This Small Business Innovation Research Phase II project supports the further development and clinical testing of an image-guided surgical system that will assist the surgeon in performing procedures that involve the insertion of a screw, guide pin, drill bit, or other linear object into bone. These surgeries are currently performed with the assistance of a mobile fluoroscopic x-ray imager known as a C-arm.
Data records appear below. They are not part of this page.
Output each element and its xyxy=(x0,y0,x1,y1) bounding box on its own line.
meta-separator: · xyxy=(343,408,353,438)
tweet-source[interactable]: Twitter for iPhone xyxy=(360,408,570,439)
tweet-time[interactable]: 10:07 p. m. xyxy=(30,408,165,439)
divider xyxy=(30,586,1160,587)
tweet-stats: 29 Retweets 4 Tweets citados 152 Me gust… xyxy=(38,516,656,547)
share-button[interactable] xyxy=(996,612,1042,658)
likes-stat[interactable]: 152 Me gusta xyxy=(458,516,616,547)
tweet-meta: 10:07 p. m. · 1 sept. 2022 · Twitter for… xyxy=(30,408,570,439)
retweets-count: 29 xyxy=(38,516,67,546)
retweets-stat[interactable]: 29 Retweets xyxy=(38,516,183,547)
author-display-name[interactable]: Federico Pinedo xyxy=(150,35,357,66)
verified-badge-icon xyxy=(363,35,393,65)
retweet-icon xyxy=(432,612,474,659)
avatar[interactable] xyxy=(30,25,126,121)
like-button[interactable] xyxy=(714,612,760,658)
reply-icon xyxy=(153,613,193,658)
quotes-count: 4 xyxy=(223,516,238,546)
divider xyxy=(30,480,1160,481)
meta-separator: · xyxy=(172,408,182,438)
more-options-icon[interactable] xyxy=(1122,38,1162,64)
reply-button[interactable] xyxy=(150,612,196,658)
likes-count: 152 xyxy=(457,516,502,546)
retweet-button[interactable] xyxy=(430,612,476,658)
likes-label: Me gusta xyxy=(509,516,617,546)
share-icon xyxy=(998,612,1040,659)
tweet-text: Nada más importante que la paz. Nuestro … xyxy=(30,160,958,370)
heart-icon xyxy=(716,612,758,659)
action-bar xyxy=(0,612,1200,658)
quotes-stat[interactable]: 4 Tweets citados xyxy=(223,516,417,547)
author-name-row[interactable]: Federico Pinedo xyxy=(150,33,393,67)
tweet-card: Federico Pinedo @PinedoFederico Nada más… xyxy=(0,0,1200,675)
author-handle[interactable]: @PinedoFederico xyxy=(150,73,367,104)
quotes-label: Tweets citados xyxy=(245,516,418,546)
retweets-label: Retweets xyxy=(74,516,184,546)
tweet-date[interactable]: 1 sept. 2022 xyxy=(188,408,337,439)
Disadvantages associated with C-arms include image distortion, radiation exposure, and time-consuming reconfiguration of the C-arm (between A/P and lateral views) during the insertion process. The proposed system would address these shortcomings with a computer-based system that augments the existing C-arm system. The new system uses an optical localizer (a stereo camera device that tracks light-emitting diodes) to monitor the location and orientation of a drill guide in the surgical field. The drill guide trajectory is then graphically superimposed on the x-ray images. This provides real-time, on-screen positional feedback to the surgeon to improve the accuracy and speed with which certain procedures involving insertion of drill bits or guide pins can be performed. The research effort will focus on the development of a clinical prototype and its evaluation by several quantitative and qualitative methods.

The commercial success of such a system depends on its acceptance by surgeons, which in turn depends on the extent to which it is a tool that provides better information to the surgeons without intruding on a procedure in which they are already highly skilled. Commercial success also depends on the ability of the system to reliably save time in the operating room. We will address these issues with cadaveric studies and subsequent clinical trials.

Proposed Commercial Applications: The initial commercial application of this system is the insertion of dynamic compression hip screws in cases of hip fracture. Because this is a common fracture, any reduction in surgical time has great potential for cost savings. Other advantages include decrease in radiation exposure and the potential reduction of serious complications. Minor modifications that allow the system to assist with numerous other orthopaedic trauma procedures are already planned.